Le monde commémore la Shoah ce jeudi. L'auteur français de Miami, Michel Tessier, a écrit un livre très émouvant, en hommage à ses grands-parents. Extrait.

Lea Mouschkat

Assise au sol le dos à la cloison repliée sur elle-même.

Maman, Papa et mes petits frères et sœurs.

Comment vont-ils ? que font-ils ?

Nous avons été séparés au moment de la montée dans le train, les gens étaient collés les uns aux autres, entassés, le wagon était bondé alors avec ceux qui restaient du convoi, ils m’ont poussé vers un autre wagon presque vide, ils ont fermé la porte et je me suis retrouvée seule avec ces personnes que je ne connais pas, dans le noir sans rien, aucune de mes affaires, elles sont dans la valise de mes parents, avec eux dans l’autre wagon ! J’entends encore dans ma tête les cris de Maman et Papa qui m’appelaient, on hurlait ensemble quand ils m’ont amené, je pleurais, mon cœur était si triste et mon âme tremblait de peur, ainsi que mes jambes et mes doigts de pianiste.

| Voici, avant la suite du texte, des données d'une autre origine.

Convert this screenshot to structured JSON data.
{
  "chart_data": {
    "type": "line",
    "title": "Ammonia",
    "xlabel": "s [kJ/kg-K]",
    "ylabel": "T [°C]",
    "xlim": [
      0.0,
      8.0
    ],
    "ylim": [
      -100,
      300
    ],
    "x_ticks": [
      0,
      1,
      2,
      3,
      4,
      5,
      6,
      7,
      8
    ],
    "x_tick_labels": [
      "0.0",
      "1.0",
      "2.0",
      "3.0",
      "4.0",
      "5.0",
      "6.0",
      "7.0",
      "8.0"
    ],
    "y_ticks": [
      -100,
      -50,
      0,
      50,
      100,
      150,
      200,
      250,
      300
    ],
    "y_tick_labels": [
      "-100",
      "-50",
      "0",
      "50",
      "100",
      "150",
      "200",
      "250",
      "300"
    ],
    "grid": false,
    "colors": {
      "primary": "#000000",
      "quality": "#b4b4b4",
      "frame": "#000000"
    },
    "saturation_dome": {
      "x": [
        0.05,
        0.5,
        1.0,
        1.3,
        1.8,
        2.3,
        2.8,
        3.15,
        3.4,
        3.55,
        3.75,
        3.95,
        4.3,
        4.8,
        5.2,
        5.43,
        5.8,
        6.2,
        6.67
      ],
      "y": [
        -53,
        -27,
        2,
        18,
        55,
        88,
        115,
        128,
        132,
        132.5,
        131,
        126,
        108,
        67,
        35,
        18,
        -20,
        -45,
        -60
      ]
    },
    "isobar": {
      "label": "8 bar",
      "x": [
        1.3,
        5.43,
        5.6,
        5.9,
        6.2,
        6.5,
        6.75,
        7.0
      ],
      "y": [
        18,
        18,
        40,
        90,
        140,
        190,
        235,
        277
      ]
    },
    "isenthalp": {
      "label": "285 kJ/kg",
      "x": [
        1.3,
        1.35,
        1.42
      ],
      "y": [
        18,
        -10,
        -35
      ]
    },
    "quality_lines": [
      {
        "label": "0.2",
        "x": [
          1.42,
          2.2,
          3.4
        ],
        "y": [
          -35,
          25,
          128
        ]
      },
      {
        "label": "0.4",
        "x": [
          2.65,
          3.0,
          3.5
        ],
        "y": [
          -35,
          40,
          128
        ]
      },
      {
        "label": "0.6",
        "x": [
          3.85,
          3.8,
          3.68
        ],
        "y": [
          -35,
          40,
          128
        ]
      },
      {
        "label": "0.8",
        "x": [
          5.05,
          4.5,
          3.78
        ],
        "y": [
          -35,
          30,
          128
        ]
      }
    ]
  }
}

Dans ma détresse et mon désespoir, une lumière est apparue éclairant mes dix-sept ans.

Je ne connaissais rien de la vie, des autres et surtout des hommes.

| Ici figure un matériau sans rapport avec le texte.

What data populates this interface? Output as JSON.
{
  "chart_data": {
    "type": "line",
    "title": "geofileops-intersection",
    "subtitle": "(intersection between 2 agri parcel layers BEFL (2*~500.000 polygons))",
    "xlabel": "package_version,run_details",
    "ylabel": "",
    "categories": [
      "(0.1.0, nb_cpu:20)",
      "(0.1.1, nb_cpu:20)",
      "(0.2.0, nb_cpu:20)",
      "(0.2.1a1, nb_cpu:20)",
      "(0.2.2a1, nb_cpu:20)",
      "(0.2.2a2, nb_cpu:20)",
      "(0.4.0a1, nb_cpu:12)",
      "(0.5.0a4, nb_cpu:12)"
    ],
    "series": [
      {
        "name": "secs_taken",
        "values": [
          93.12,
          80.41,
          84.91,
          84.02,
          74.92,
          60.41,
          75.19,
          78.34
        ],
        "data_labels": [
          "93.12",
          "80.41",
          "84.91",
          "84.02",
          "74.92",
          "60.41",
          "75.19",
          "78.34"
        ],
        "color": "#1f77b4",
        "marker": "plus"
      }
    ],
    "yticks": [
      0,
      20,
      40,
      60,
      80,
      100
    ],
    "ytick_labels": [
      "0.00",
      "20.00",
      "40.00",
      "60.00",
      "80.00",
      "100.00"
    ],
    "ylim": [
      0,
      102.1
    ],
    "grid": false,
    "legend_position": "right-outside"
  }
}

Je n’allais plus au Lycée portant l’étoile jaune !

La maison, à Paris où je vivais avec ma famille était un havre de paix fermé et chaleureux.

Ils me manquent tant !

J’ai mal à l’âme !

Et la lumière est venue.

Au début à peine éclairé par des éclairs venus de la lucarne et des interstices des planches du wagon.

J’avais remarqué son visage d’ange aux cheveux blonds.

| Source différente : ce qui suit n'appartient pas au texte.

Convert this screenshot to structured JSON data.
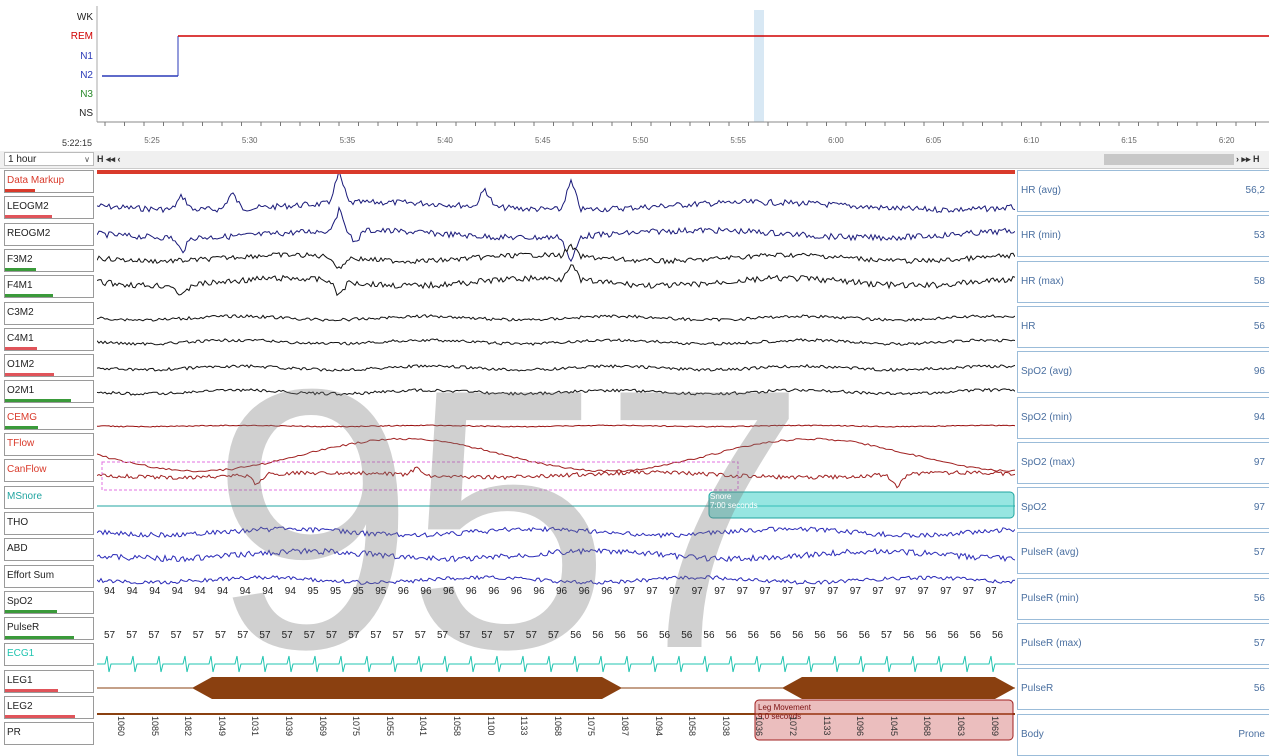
{
  "hypnogram": {
    "stages": [
      "WK",
      "REM",
      "N1",
      "N2",
      "N3",
      "NS"
    ],
    "stage_colors": [
      "#333333",
      "#d10000",
      "#2a3ab8",
      "#2a3ab8",
      "#2a8a2a",
      "#333333"
    ],
    "clock": "5:22:15",
    "time_ticks": [
      "5:25",
      "5:30",
      "5:35",
      "5:40",
      "5:45",
      "5:50",
      "5:55",
      "6:00",
      "6:05",
      "6:10",
      "6:15",
      "6:20"
    ]
  },
  "nav": {
    "duration": "1 hour",
    "prev_buttons": "H ◂◂ ‹",
    "next_buttons": "› ▸▸ H"
  },
  "channels": [
    {
      "label": "Data Markup",
      "color": "#d93a2b",
      "bar": "#d93a2b"
    },
    {
      "label": "LEOGM2",
      "color": "#222",
      "bar": "#e0545a"
    },
    {
      "label": "REOGM2",
      "color": "#222",
      "bar": ""
    },
    {
      "label": "F3M2",
      "color": "#222",
      "bar": "#3a9a3a"
    },
    {
      "label": "F4M1",
      "color": "#222",
      "bar": "#3a9a3a"
    },
    {
      "label": "C3M2",
      "color": "#222",
      "bar": ""
    },
    {
      "label": "C4M1",
      "color": "#222",
      "bar": "#e0545a"
    },
    {
      "label": "O1M2",
      "color": "#222",
      "bar": "#e0545a"
    },
    {
      "label": "O2M1",
      "color": "#222",
      "bar": "#3a9a3a"
    },
    {
      "label": "CEMG",
      "color": "#d93a2b",
      "bar": "#3a9a3a"
    },
    {
      "label": "TFlow",
      "color": "#d93a2b",
      "bar": ""
    },
    {
      "label": "CanFlow",
      "color": "#d93a2b",
      "bar": ""
    },
    {
      "label": "MSnore",
      "color": "#20a4a0",
      "bar": ""
    },
    {
      "label": "THO",
      "color": "#222",
      "bar": ""
    },
    {
      "label": "ABD",
      "color": "#222",
      "bar": ""
    },
    {
      "label": "Effort Sum",
      "color": "#222",
      "bar": ""
    },
    {
      "label": "SpO2",
      "color": "#222",
      "bar": "#3a9a3a"
    },
    {
      "label": "PulseR",
      "color": "#222",
      "bar": "#3a9a3a"
    },
    {
      "label": "ECG1",
      "color": "#20c4b0",
      "bar": ""
    },
    {
      "label": "LEG1",
      "color": "#222",
      "bar": "#e0545a"
    },
    {
      "label": "LEG2",
      "color": "#222",
      "bar": "#e0545a"
    },
    {
      "label": "PR",
      "color": "#222",
      "bar": ""
    }
  ],
  "stats": [
    {
      "name": "HR (avg)",
      "value": "56,2"
    },
    {
      "name": "HR (min)",
      "value": "53"
    },
    {
      "name": "HR (max)",
      "value": "58"
    },
    {
      "name": "HR",
      "value": "56"
    },
    {
      "name": "SpO2 (avg)",
      "value": "96"
    },
    {
      "name": "SpO2 (min)",
      "value": "94"
    },
    {
      "name": "SpO2 (max)",
      "value": "97"
    },
    {
      "name": "SpO2",
      "value": "97"
    },
    {
      "name": "PulseR (avg)",
      "value": "57"
    },
    {
      "name": "PulseR (min)",
      "value": "56"
    },
    {
      "name": "PulseR (max)",
      "value": "57"
    },
    {
      "name": "PulseR",
      "value": "56"
    },
    {
      "name": "Body",
      "value": "Prone"
    }
  ],
  "spo2_values": [
    "94",
    "94",
    "94",
    "94",
    "94",
    "94",
    "94",
    "94",
    "94",
    "95",
    "95",
    "95",
    "95",
    "96",
    "96",
    "96",
    "96",
    "96",
    "96",
    "96",
    "96",
    "96",
    "96",
    "97",
    "97",
    "97",
    "97",
    "97",
    "97",
    "97",
    "97",
    "97",
    "97",
    "97",
    "97",
    "97",
    "97",
    "97",
    "97",
    "97"
  ],
  "pulse_values": [
    "57",
    "57",
    "57",
    "57",
    "57",
    "57",
    "57",
    "57",
    "57",
    "57",
    "57",
    "57",
    "57",
    "57",
    "57",
    "57",
    "57",
    "57",
    "57",
    "57",
    "57",
    "56",
    "56",
    "56",
    "56",
    "56",
    "56",
    "56",
    "56",
    "56",
    "56",
    "56",
    "56",
    "56",
    "56",
    "57",
    "56",
    "56",
    "56",
    "56",
    "56"
  ],
  "leg_numbers": [
    "1060",
    "1085",
    "1082",
    "1049",
    "1031",
    "1039",
    "1069",
    "1075",
    "1055",
    "1041",
    "1058",
    "1100",
    "1133",
    "1068",
    "1075",
    "1087",
    "1094",
    "1058",
    "1038",
    "1036",
    "1072",
    "1133",
    "1096",
    "1045",
    "1068",
    "1063",
    "1069"
  ],
  "events": {
    "snore_label": "Snore",
    "snore_dur": "7:00 seconds",
    "leg_label": "Leg Movement",
    "leg_dur": "9,0 seconds"
  },
  "watermark": "957"
}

Quand je le regardais, il baissait les yeux et quand il me regardait c’est moi qui intimidée, tournait la tête.

Une journée entière dans le wagon c’était comme une plaie ouverte, une horreur.

J’ai décidé de ne plus rien voir de ne rien sentir de fermer les yeux, de ne plus penser à rien sauf ses cheveux blonds et ses yeux de la même couleur que les miens.

Plus tard ses cheveux, ses doigts son regard, son venu se mêler aux mien.

Salomon est mon amour, mon seigneur et maître.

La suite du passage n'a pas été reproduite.